Cordia Harrington owned three McDonald’s franchises when the company asked her to sit on its bun committee in 1992. She quickly realized opportunity was knocking. Here’s how she seized it:

Ambition. McDonald’s decision to hire a new bun supplier lit up her determination to win the contract even though she had no experience running a bakery. The way she describes it, McDonald’s cracked open the door, and she ran for it.

Flair. Harrington promoted herself. She’d visited a mill and sent back photos of herself in baker’s garb, holding a sign that read, “I want to be your baker.”

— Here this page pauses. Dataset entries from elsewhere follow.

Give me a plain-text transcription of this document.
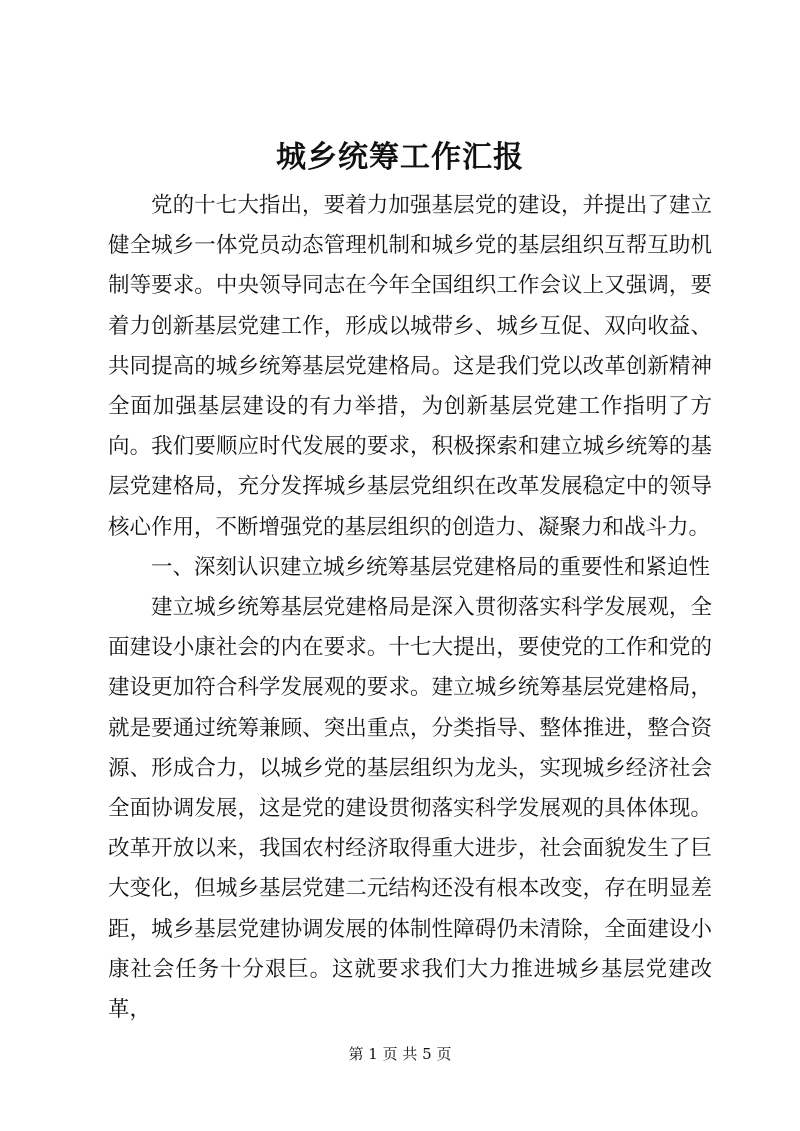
城乡统筹工作汇报

党的十七大指出，要着力加强基层党的建设，并提出了建立健全城乡一体党员动态管理机制和城乡党的基层组织互帮互助机制等要求。中央领导同志在今年全国组织工作会议上又强调，要着力创新基层党建工作，形成以城带乡、城乡互促、双向收益、共同提高的城乡统筹基层党建格局。这是我们党以改革创新精神全面加强基层建设的有力举措，为创新基层党建工作指明了方向。我们要顺应时代发展的要求，积极探索和建立城乡统筹的基层党建格局，充分发挥城乡基层党组织在改革发展稳定中的领导核心作用，不断增强党的基层组织的创造力、凝聚力和战斗力。

一、深刻认识建立城乡统筹基层党建格局的重要性和紧迫性

建立城乡统筹基层党建格局是深入贯彻落实科学发展观，全面建设小康社会的内在要求。十七大提出，要使党的工作和党的建设更加符合科学发展观的要求。建立城乡统筹基层党建格局，就是要通过统筹兼顾、突出重点，分类指导、整体推进，整合资源、形成合力，以城乡党的基层组织为龙头，实现城乡经济社会全面协调发展，这是党的建设贯彻落实科学发展观的具体体现。改革开放以来，我国农村经济取得重大进步，社会面貌发生了巨大变化，但城乡基层党建二元结构还没有根本改变，存在明显差距，城乡基层党建协调发展的体制性障碍仍未清除，全面建设小康社会任务十分艰巨。这就要求我们大力推进城乡基层党建改革，

第 1 页 共 5 页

Fortitude. After sealing the deal, Harrington sold her franchises, invested all her money and borrowed $13.5 million to build the most modern bakery in the world. Bad timing. The fast-food chain started suffering in the late ’90s, and at the harrowing moment when Harrington couldn’t make payroll, McDonald’s saved her buns by easing their exclusive agreement.

High standards. Harrington won’t settle for passing inspection. She wants the highest marks. The industry standard for rejects is about 4%. Hers is 2%.

Confidence. “I had good roots of love and encouragement,” she says. “When I got crazy ideas, my dad would say, ‘You can do that!’ Even when I was 11, I had a nursery school in my backyard, and I’d charge 25 cents for three hours.” By summer’s end, she’d saved 60 bucks.

Today, two of her sons work for the Tennessee Bun Co., and Harrington’s CPA husband is now her CFO.

It worked out fine that Harrington wasn’t an expert—she’s not even a good baker—because she asked questions that prompted her team to try new things. “I never know where a stupid question will lead,” she says.

Lesson: Hop to it. “If you have a dream,” she says, “you can’t sit back and wait for people to call you.”

— Adapted from “Breadwinner,” Margaret Heffernan, Reader’s Digest.